Back to our regular programming: We also saw gazelles. My other favorite, since my grace has often been compared to that of a gazelle. Also, my big dewy eyes are rather gazelle-like, or so my husband tells me.
We got to drive behind herds of elephants. There is something so magical and grand about an elephant on the plains. It was like we'd driven right into a nature documentary, and it was hard to believe we were really there.
We saw cute little jackals. I wanted to hug them too.
I never realized how beautiful zebras were until I saw a herd of their black and white zig-zags on the plains. There seems to be no reason for them to look like this other than God's caprice.
We even saw lions. Lions, Gandalf! They were lying around in the shade, sleeping, like any good cat would be.
And I was surprised at how cute baby hyenas are and almost started to like them. But not quite.
The giraffes were majestic and as hard to believe in as the zebras.
And then there were the hippos.
Hippos terrify me, and rightly so. We stopped for lunch at a spot above the river, looking out over the plains and down on a large herd of hippos in the river. I remember the bagged lunch dazzled me with how extravagant it was. (Brown bag lunches and tents. I'm easily impressed.) Anyway, we were sent off to relieve ourselves after lunch. I found a nice bush, but no sooner had I prepared myself for the relief of nature that I heard ominous grunting. Loud ominous grunting. It sounded like ten hippos were just yards behind me and about to bite my butt. It's irrational, but I was terrified. Can't-move-my-body terrified. My terror stifled my other natural impulses, and I was rather uncomfortable the remainder of the trip.

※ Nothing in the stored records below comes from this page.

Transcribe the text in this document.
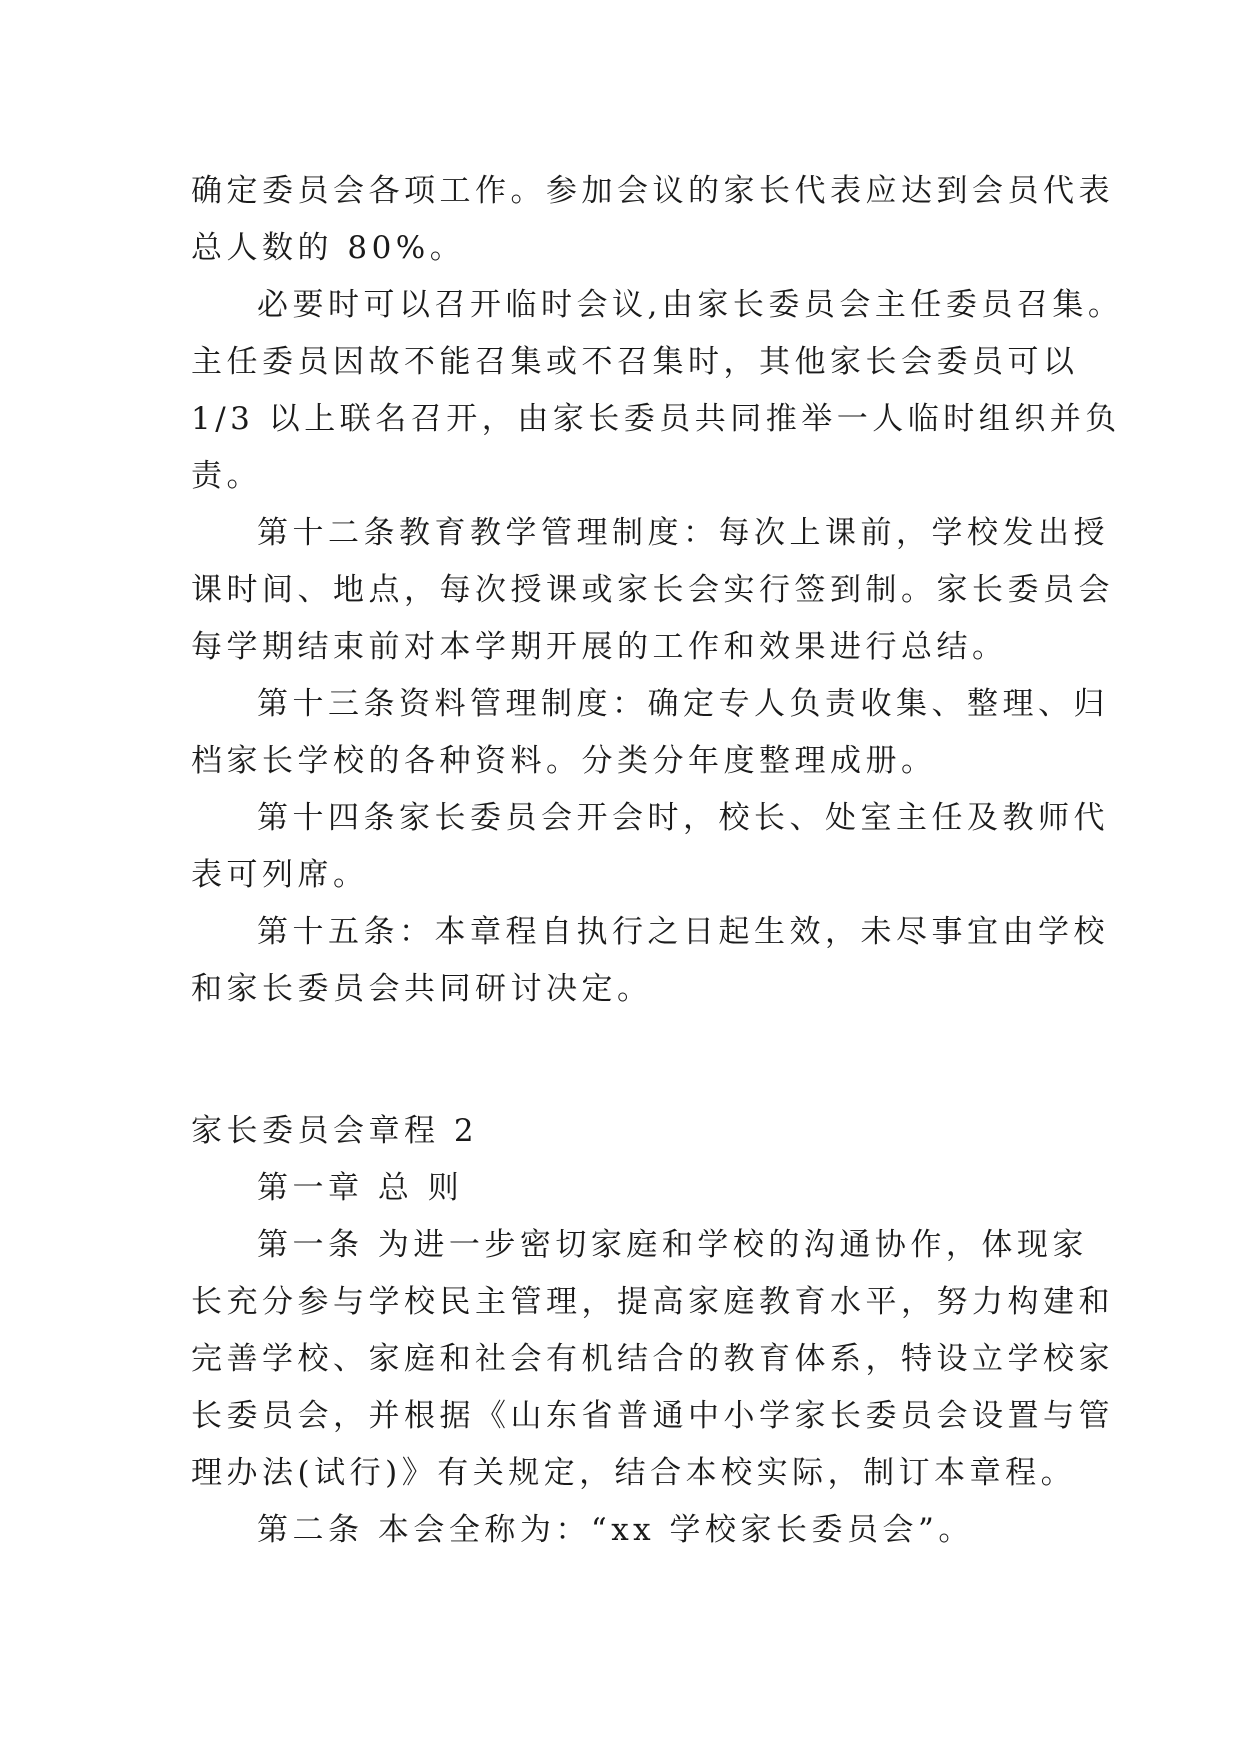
确定委员会各项工作。参加会议的家长代表应达到会员代表
总人数的 80%。
必要时可以召开临时会议,由家长委员会主任委员召集。
主任委员因故不能召集或不召集时，其他家长会委员可以
1/3 以上联名召开，由家长委员共同推举一人临时组织并负
责。
第十二条教育教学管理制度：每次上课前，学校发出授
课时间、地点，每次授课或家长会实行签到制。家长委员会
每学期结束前对本学期开展的工作和效果进行总结。
第十三条资料管理制度：确定专人负责收集、整理、归
档家长学校的各种资料。分类分年度整理成册。
第十四条家长委员会开会时，校长、处室主任及教师代
表可列席。
第十五条：本章程自执行之日起生效，未尽事宜由学校
和家长委员会共同研讨决定。
家长委员会章程 2
第一章 总 则
第一条 为进一步密切家庭和学校的沟通协作，体现家
长充分参与学校民主管理，提高家庭教育水平，努力构建和
完善学校、家庭和社会有机结合的教育体系，特设立学校家
长委员会，并根据《山东省普通中小学家长委员会设置与管
理办法(试行)》有关规定，结合本校实际，制订本章程。
第二条 本会全称为：“xx 学校家长委员会”。
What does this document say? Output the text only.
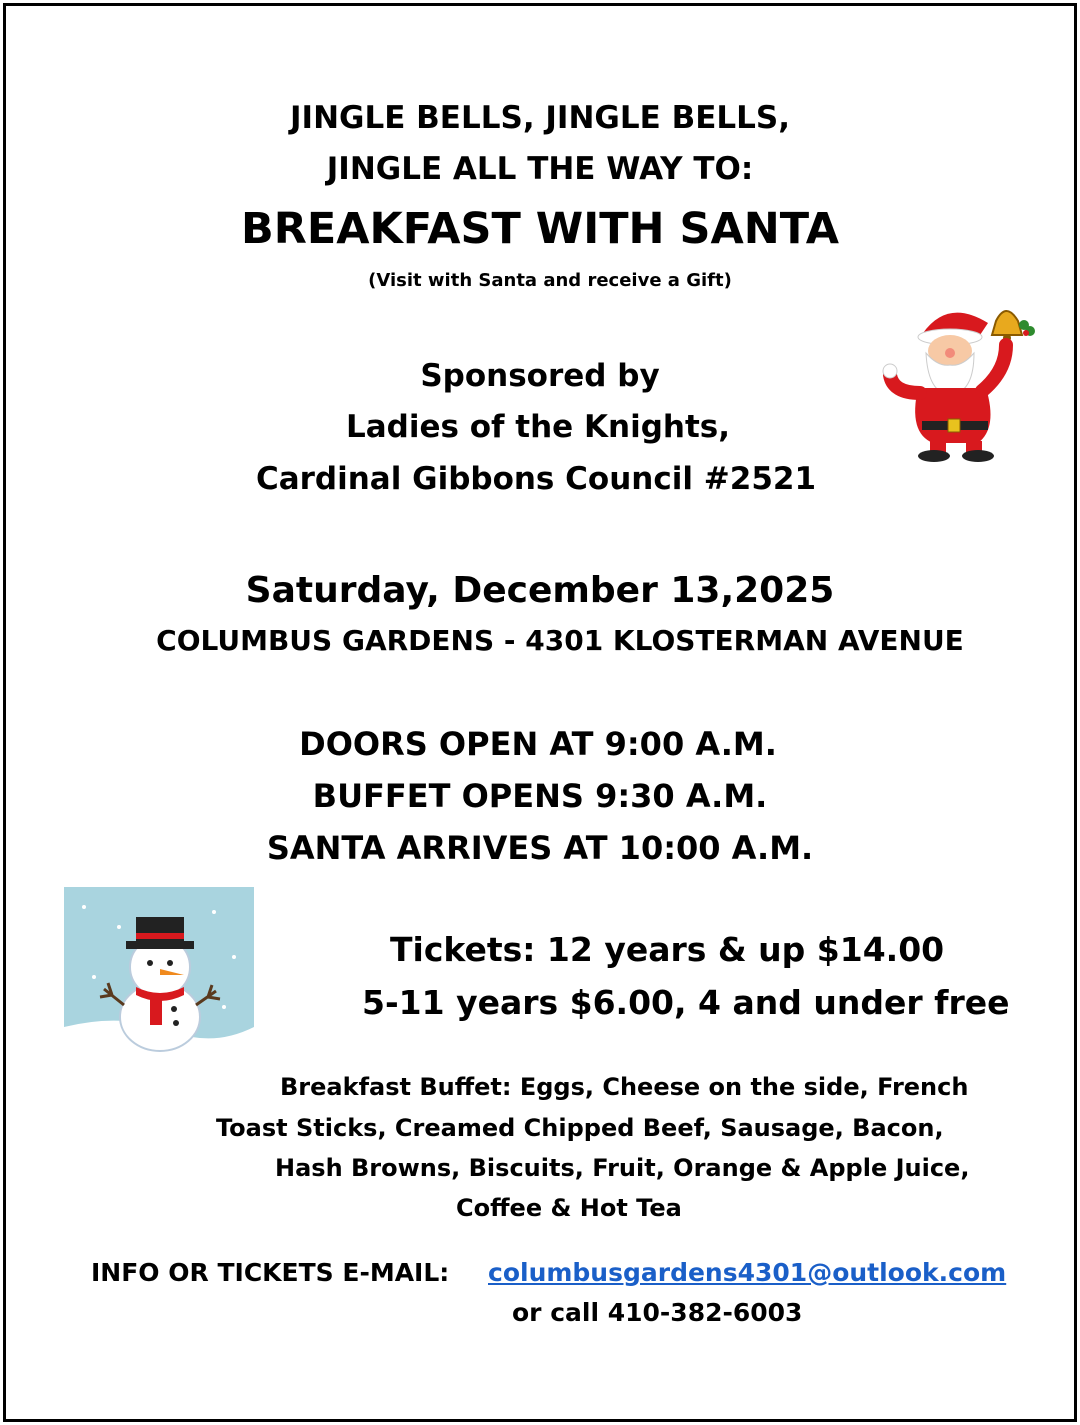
JINGLE BELLS, JINGLE BELLS,
JINGLE ALL THE WAY TO:
BREAKFAST WITH SANTA
(Visit with Santa and receive a Gift)
Sponsored by
Ladies of the Knights,
Cardinal Gibbons Council #2521
Saturday, December 13,2025
COLUMBUS GARDENS - 4301 KLOSTERMAN AVENUE
DOORS OPEN AT 9:00 A.M.
BUFFET OPENS 9:30 A.M.
SANTA ARRIVES AT 10:00 A.M.
Tickets: 12 years & up $14.00
5-11 years $6.00, 4 and under free
Breakfast Buffet: Eggs, Cheese on the side, French
Toast Sticks, Creamed Chipped Beef, Sausage, Bacon,
Hash Browns, Biscuits, Fruit, Orange & Apple Juice,
Coffee & Hot Tea
INFO OR TICKETS E-MAIL: columbusgardens4301@outlook.com
or call 410-382-6003
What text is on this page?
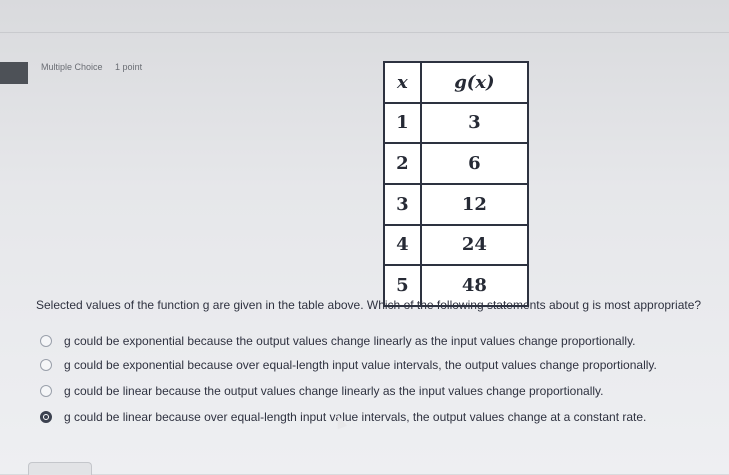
Multiple Choice 1 point
x	g(x)
1	3
2	6
3	12
4	24
5	48
Selected values of the function g are given in the table above. Which of the following statements about g is most appropriate?
g could be exponential because the output values change linearly as the input values change proportionally.
g could be exponential because over equal-length input value intervals, the output values change proportionally.
g could be linear because the output values change linearly as the input values change proportionally.
g could be linear because over equal-length input value intervals, the output values change at a constant rate.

On our way back in late afternoon (I remember feeling like a kid who didn't want to get out of the pool), it started raining hard. So hard that the road washed out in one spot. We watched the drivers get out, survey the roads and scratch their wet heads for many minutes. I thought it was an adventure and maybe we'd have to sleep outside and be eaten by lions and hippos...But we made it across.
That night after dinner, there was a show. The local Maasai tribesmen dance at the lodge to entertain tourists and make some extra cash. They jumped up and down, and I got to dance with the chief.
Looking at these pictures reminds me of how much I loved that safari. If anyone would like to send my husband and I and little Alexandra on an all expense paid trip, please do be in touch.